Se para os pisantes a burocracia para o embarque é estressante, imagine a uma cadeirante.

Tamara respondeu a amiga que tinham muito a conversar. Queria sentir como naquele diálogo de novo, num novo encontro, novo tempo, por as vísceras para fora, ao menos parte delas, o estômago, o intestino, o gosto do mundo pela fala, sem pudor. Viver o estar como que inalando o perfume, liberdade fora do frasco numa amizade sincera, desnecessitando valer-se do esforço para o tato, o trato superficial nas relações corriqueiras.

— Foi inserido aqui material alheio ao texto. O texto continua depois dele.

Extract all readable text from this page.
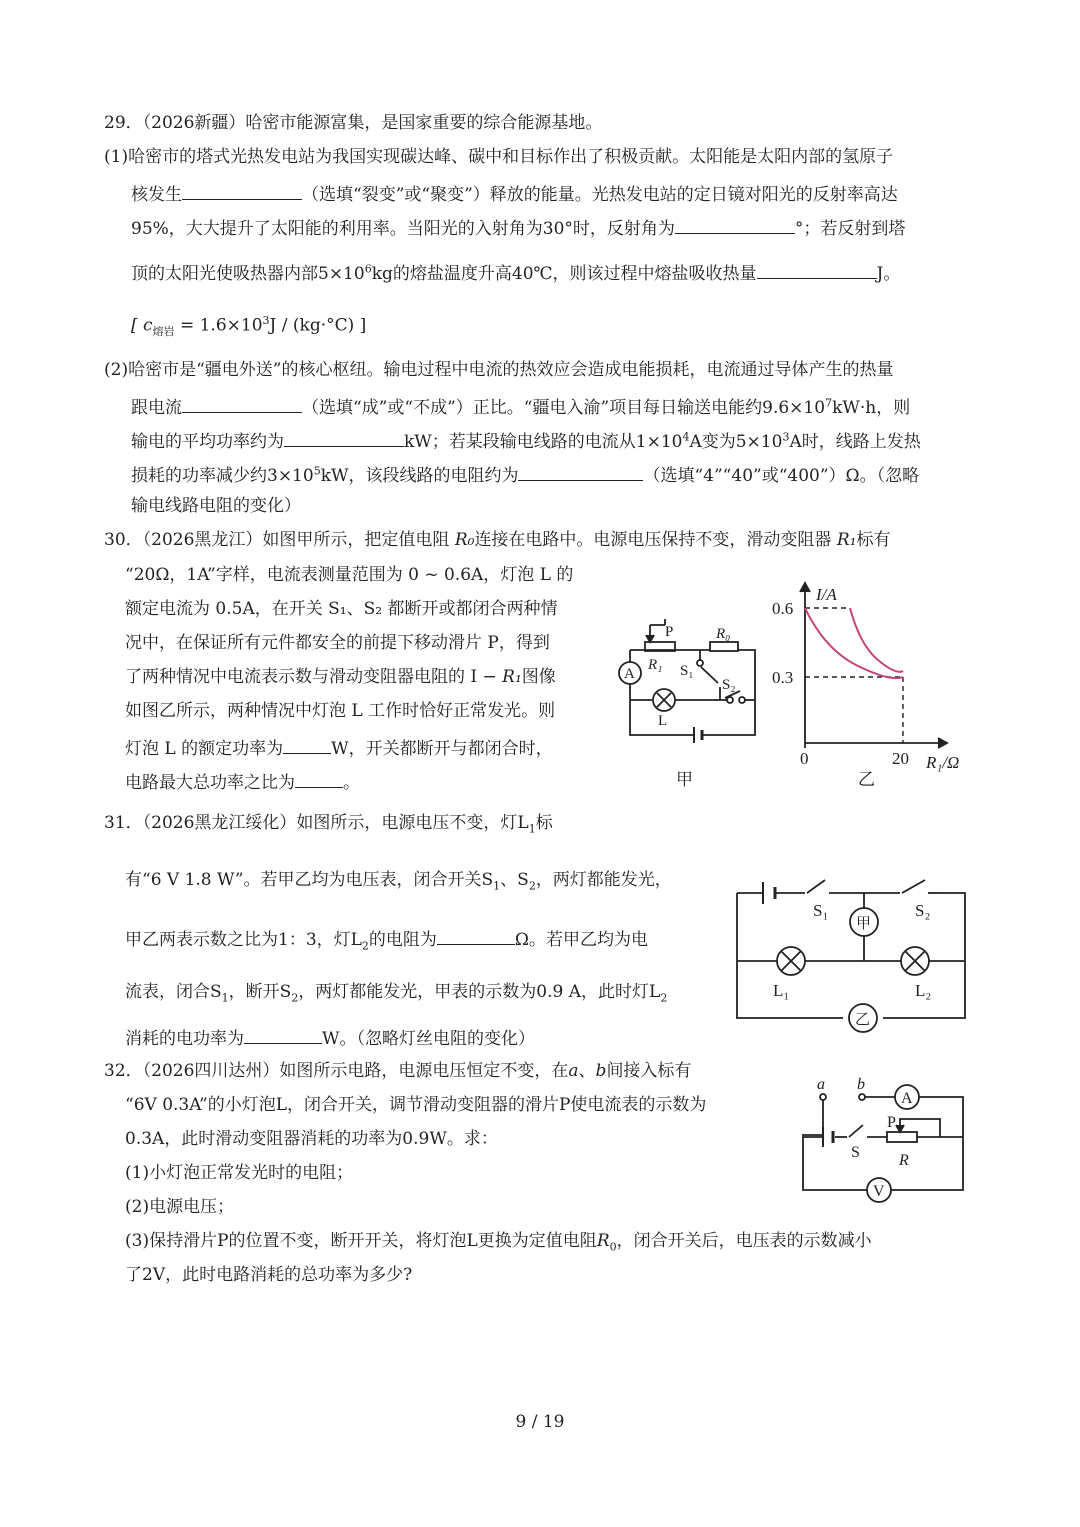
29．（2026新疆）哈密市能源富集，是国家重要的综合能源基地。
(1)哈密市的塔式光热发电站为我国实现碳达峰、碳中和目标作出了积极贡献。太阳能是太阳内部的氢原子
核发生	（选填“裂变”或“聚变”）释放的能量。光热发电站的定日镜对阳光的反射率高达
95%，大大提升了太阳能的利用率。当阳光的入射角为30°时，反射角为	°；若反射到塔
顶的太阳光使吸热器内部$5\times 10^6kg$的熔盐温度升高40℃，则该过程中熔盐吸收热量	J。
[ $c_{熔岩} = 1.6\times 10^3J / (kg\cdot^\circ C)$ ]
(2)哈密市是“疆电外送”的核心枢纽。输电过程中电流的热效应会造成电能损耗，电流通过导体产生的热量
跟电流	（选填“成”或“不成”）正比。“疆电入渝”项目每日输送电能约$9.6\times 10^7kW\cdot h$，则
输电的平均功率约为	kW；若某段输电线路的电流从$1\times 10^4A$变为$5\times 10^3A$时，线路上发热
损耗的功率减少约$3\times 10^5kW$，该段线路的电阻约为	（选填“4”“40”或“400”）Ω。（忽略
输电线路电阻的变化）
30．（2026黑龙江）如图甲所示，把定值电阻 R₀连接在电路中。电源电压保持不变，滑动变阻器 R₁标有
“20Ω，1A”字样，电流表测量范围为 0 ~ 0.6A，灯泡 L 的
额定电流为 0.5A，在开关 S₁、S₂ 都断开或都闭合两种情
况中，在保证所有元件都安全的前提下移动滑片 P，得到
了两种情况中电流表示数与滑动变阻器电阻的 I − R₁图像
如图乙所示，两种情况中灯泡 L 工作时恰好正常发光。则
灯泡 L 的额定功率为	W，开关都断开与都闭合时，
电路最大总功率之比为	。
P
R₁
R₀
S₁
S₂
A
L
甲
I/A
0.6
0.3
0	20 R₁/Ω
乙
31．（2026黑龙江绥化）如图所示，电源电压不变，灯$L_1$标
有“6 V 1.8 W”。若甲乙均为电压表，闭合开关$S_1$、$S_2$，两灯都能发光，
甲乙两表示数之比为1：3，灯$L_2$的电阻为	Ω。若甲乙均为电
流表，闭合$S_1$，断开$S_2$，两灯都能发光，甲表的示数为0.9 A，此时灯$L_2$
消耗的电功率为	W。（忽略灯丝电阻的变化）
S₁	S₂
甲
乙
L₁	L₂
32．（2026四川达州）如图所示电路，电源电压恒定不变，在a、b间接入标有
“6V 0.3A”的小灯泡L，闭合开关，调节滑动变阻器的滑片P使电流表的示数为
0.3A，此时滑动变阻器消耗的功率为0.9W。求：
(1)小灯泡正常发光时的电阻；
(2)电源电压；
(3)保持滑片P的位置不变，断开开关，将灯泡L更换为定值电阻$R_0$，闭合开关后，电压表的示数减小
了2V，此时电路消耗的总功率为多少?
a b
A
V
S
P
R
9 / 19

Elba colocou a máscara. Para finalizar aquilo que seguiam na conversa, disse:

__Se estar em Deus foi ter encerrado a discussão interna se sou filha Dele, ou não, pode ter acontecido isto comigo, sinto ser parte de Deus, existe ele em meu âmago, não sei como, mas existe...eu sei.. Não sigo mais a religião de papai e de mamãe nos moldes do desenho da confissão de fé que assumi pacto um dia. Peregrino no mundo vivendo a vida como sendo um traçado escrito por Deus, sem o rigorismo das estruturas convencionais predeterminadas pelos critérios do dogma para eu ser no risco, na reta, apesar de não ter afastado das reuniões, do saborear com a irmandade amiga o gosto único que m` alma usufrui ao estar com o grupo numa solenidade .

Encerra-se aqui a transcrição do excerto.